In base all’iscrizione ritrovata sul basamento, ormai perduto, si è potuto attribuire l’opera ad Alessandro di Antiochia attivo nel II sec.a.C. datandola così al 130-100 a.C. Afrodite è rappresentata in piedi, stante, ed è coperta nella parte inferiore da un veste che le sta scivolando dai fianchi. Le due gambe si stringono affinché il drappo non cada del tutto scoprendola totalmente. La vitalità prorompente di tale opera è data da una parte dal movimento delle gambe, infatti la gamba sinistra si inclina verso il lato destro con il piede sinistro elevato e nascosto dalle pieghe del panneggio e dall’altra dalla solidità del modellato.
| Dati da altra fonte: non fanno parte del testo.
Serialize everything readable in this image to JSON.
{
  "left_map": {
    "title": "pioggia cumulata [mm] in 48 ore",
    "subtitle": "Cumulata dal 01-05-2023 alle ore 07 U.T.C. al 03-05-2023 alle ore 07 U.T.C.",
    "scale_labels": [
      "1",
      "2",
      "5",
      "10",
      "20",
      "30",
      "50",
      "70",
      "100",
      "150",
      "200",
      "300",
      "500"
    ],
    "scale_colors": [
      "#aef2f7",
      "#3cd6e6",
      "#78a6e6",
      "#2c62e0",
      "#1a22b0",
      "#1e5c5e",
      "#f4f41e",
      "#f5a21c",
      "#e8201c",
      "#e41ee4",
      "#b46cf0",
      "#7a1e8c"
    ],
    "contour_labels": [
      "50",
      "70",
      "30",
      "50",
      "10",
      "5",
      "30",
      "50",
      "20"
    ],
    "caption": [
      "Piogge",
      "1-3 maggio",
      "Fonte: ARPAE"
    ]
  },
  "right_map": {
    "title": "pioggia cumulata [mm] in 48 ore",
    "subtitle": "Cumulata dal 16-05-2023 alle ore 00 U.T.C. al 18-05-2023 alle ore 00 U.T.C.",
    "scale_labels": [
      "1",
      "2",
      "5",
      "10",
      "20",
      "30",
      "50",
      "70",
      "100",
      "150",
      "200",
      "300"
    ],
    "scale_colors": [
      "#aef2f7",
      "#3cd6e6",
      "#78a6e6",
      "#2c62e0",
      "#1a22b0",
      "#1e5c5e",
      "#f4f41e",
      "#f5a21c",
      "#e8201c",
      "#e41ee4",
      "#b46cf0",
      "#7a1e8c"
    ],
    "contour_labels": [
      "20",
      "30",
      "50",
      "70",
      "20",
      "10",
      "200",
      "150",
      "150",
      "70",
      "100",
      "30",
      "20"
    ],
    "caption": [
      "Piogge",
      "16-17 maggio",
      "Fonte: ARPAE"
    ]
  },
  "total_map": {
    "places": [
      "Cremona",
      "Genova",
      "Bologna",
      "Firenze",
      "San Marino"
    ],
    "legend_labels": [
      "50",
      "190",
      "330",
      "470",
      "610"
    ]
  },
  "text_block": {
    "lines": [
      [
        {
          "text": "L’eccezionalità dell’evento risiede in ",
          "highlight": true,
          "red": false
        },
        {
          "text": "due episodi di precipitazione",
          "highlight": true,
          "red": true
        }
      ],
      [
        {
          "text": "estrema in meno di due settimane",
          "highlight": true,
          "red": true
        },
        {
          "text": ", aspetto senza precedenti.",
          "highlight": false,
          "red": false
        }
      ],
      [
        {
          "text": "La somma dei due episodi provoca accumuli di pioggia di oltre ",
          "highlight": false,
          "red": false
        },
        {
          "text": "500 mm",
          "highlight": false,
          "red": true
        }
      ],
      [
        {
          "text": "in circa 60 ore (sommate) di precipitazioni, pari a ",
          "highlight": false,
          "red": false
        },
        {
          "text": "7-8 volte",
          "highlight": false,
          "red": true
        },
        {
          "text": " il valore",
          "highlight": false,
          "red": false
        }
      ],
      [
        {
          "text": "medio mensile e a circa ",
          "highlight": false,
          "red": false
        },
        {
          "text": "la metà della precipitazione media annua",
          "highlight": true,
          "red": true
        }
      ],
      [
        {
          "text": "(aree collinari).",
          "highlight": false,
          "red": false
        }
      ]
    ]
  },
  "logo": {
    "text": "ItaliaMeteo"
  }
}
Un’altra caratteristica è la contrapposizione fra la morbida e delicata pienezza del nudo e l’increspatura violenta del panneggio. Le pieghe del panneggio presenti all’altezza del ventre sono, oltretutto, anche il modo attraverso il quale l’artista è riuscito a nascondere la giuntura delle due parti della statua. Infatti tale opera è stata realizzata lavorando separatamente due blocchi di marmo pario poi messi insieme. Tale opera emana una grande sensualità propria della dea dell’amore. Ma come ha fatto l’artista a donare all’Afrodite questa sensualità?
La geometria delle proporzioni che crea la sinuosità del contorno e la veste che sta per cadere, lasciando intravedere i lombi, creano un effetto sensuale che avvolge completamente lo spettatore.
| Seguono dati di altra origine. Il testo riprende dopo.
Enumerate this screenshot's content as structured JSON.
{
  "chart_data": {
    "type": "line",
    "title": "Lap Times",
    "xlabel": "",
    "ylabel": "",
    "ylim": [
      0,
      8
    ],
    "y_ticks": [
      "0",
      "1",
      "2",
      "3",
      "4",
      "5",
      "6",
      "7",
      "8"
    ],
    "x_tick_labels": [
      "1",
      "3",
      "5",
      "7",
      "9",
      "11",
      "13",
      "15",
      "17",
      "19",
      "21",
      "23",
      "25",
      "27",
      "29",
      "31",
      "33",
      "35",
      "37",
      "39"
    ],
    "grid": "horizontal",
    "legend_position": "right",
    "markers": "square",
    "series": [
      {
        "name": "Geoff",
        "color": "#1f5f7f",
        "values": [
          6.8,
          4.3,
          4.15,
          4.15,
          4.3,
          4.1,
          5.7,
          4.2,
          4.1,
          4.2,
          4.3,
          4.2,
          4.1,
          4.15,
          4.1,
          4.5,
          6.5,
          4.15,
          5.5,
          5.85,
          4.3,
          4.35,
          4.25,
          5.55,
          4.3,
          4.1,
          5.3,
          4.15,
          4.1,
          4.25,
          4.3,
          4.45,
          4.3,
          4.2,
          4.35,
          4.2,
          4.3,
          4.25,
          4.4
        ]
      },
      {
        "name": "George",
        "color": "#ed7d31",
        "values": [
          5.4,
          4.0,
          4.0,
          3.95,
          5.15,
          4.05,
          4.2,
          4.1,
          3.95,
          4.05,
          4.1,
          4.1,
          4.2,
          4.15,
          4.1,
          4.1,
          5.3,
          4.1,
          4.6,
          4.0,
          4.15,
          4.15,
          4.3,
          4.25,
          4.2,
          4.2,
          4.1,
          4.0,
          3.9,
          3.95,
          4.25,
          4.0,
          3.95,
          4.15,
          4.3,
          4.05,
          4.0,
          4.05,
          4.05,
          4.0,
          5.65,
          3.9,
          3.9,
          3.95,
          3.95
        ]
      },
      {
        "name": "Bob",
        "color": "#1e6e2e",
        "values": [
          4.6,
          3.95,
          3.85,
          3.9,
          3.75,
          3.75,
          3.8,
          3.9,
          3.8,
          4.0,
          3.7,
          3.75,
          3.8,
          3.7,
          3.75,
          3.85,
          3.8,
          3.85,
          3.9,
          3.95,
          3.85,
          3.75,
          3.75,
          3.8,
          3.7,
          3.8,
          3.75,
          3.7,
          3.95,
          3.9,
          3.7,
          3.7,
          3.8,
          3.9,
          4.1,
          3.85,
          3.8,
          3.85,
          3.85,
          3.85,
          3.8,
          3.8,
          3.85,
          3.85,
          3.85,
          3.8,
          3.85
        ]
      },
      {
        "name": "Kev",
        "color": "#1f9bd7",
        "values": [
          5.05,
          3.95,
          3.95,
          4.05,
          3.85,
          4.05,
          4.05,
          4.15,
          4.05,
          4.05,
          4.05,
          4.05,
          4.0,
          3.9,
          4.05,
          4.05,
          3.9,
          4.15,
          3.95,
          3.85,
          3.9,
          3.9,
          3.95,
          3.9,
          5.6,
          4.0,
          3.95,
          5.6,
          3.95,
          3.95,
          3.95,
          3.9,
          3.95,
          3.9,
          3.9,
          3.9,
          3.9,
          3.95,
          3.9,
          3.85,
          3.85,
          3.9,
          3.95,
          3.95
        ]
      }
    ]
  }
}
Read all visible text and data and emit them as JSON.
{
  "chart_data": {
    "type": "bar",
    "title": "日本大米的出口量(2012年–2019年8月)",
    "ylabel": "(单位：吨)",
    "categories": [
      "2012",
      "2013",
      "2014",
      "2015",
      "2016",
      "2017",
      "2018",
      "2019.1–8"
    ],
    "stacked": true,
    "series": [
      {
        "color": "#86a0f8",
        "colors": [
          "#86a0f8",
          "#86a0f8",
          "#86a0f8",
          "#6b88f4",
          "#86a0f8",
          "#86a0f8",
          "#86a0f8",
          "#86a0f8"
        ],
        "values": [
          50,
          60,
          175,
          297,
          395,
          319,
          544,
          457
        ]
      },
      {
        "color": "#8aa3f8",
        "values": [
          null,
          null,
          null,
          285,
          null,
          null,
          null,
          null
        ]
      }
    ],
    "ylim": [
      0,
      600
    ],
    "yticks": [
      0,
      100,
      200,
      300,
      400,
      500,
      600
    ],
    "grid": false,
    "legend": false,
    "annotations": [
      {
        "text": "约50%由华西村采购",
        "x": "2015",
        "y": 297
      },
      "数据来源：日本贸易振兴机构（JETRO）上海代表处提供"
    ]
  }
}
Così la descrisse Auguste Rodin: “Ecco la meraviglia delle meraviglie! Un ritmo squisito simile a quello delle statue che abbiamo appena ammirato; ma in più, qualcosa di meditativo: perché qui non troviamo più la forma convessa, al contrario, il busto in questa dea si curva un po’ in avanti come nella statuaria cristiana. E tuttavia niente di inquieto né tormentato. Quest’opera è uno dei più alti momenti dell’ispirazione antica: è la voluttà regolata dalla misura, è la gioia di vivere cadenzata, moderata dalla ragione” (L’arte. Conversazioni raccolte da Paul Gsell).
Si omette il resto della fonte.